Title – Wish I Was Here (2014)
Director – Zach Braff (Garden State)
Cast – Zach Braff, Kate Hudson, Joey King, Pierce Gagnon, Mandy Patinkin, Josh Gad, Ashley Greene, Jim Parsons
Plot – Perennial man child and wannabe actor Aiden Bloom (Braff) must start to come to terms with some of life’s harsher realities after his father Gabe (Patinkin) is diagnosed with cancer and his loving/supporting wife Sarah (Hudson) begins to question his seemingly illusive dreams.
“Eventually things get tragic enough and then they circle around to comedy”
Review by Eddie on 16/02/2015
Wish I Was Here really wants you to like it, like really badly. With a cult fan base of loyal followers at his behest, director, co-writer and star Zach Braff has leveraged off his work in Scrubs and his success with indie darling Garden State to source crowdfunding to the tune of millions for this wannabe hipster dramedy that just so dearly wants you to appreciate it’s quirks and life lessons, yet in doing so forgets that what we really wanted was a solid narrative for these eccentricities to come out of.
I truly can’t recall from recent memory seeing a film that just so desperately wants to succeed and by this I mean that Wish I Was Here is a film that is striving, nothing comes naturally here. Braff and his brother Adam’s script is so often filled with tripe laden dialogue that the experienced cast of actors including Kate Hudson and Mandy Patinkin just can’t convincingly deliver. Films in the vein of Wish I Was Here succeed when these scripted moments feel real, when things seem to flow on in a natural progression and the tales characters feel real also, Wish I Was Here struggles in all these aspects. It’s hard to nail down just where things fall apart at the seams here but most of the films downsides must surely stem from Braff himself.
As a writer, director and actor Braff has proved himself to be a likeable if limited ranged screen presence but here with his man child Aiden things really don’t work out to well. Aiden is a guy quite content with acting like a child as his wife goes about the business of being an adult and worrying about the kids and it’s not to say that man child’s aren’t often endearing but Braff just isn’t on key enough here to make Aiden work.
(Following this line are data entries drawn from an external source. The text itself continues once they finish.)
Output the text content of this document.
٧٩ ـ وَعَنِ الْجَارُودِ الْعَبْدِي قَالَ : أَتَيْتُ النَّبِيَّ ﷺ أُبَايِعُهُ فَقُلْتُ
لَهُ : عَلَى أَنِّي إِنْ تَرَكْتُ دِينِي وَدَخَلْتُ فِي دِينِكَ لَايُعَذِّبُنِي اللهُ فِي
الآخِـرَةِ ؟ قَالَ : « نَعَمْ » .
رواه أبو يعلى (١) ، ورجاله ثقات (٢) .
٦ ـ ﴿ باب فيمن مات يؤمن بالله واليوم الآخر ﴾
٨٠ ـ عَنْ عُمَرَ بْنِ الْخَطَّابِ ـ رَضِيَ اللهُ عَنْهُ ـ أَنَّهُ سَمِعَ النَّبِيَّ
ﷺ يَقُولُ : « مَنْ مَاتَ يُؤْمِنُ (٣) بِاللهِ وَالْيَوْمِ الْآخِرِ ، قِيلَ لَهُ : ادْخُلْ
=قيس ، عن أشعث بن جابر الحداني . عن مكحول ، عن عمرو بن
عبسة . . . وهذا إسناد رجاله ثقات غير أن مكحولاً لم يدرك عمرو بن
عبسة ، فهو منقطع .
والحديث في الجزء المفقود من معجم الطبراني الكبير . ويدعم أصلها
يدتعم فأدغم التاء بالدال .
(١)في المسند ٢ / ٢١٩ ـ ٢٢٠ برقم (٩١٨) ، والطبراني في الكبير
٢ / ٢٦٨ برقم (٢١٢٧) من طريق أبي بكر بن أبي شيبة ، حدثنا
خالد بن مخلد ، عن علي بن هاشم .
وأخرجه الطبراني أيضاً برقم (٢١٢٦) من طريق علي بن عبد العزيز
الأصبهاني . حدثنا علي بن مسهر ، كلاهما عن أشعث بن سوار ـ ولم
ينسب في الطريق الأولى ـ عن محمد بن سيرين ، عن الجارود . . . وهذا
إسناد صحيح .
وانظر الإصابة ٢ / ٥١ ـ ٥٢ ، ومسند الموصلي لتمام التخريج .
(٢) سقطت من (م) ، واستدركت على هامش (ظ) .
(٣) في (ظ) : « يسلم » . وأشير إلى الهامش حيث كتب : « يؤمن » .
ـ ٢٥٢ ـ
The other elements working against the film is the consistent throwing in of incredibly ill-advised CGI scenes of Aiden as a spaceman, random moments of supposed joyous occasions like test driving Aston Martin’s that seem solely devised so Braff could drive a sweet car or other completely un-needed scenes like Aiden’s brother Noah’s (played by Josh Gad) journey to Comic-Con. Braff needed to keep things simple, not keep things hip.
There is a lot of fan service going on here in Wish I Was Here and Braff is clearly trying to cater to a whole range of different audiences that makes his film feel like a melting pot of a billion different ideas and oh-so funny life musings yet it never becomes anything greater than a watchable distraction with some nice easy listening backing tracks. Wish I Was Here wants to be funny, it wants to be sad and it wants to teach you lessons about all the important things it life but what it sadly doesn’t do is become anything memorable. I think if I were a backer of this project, I’d be wanting my money back.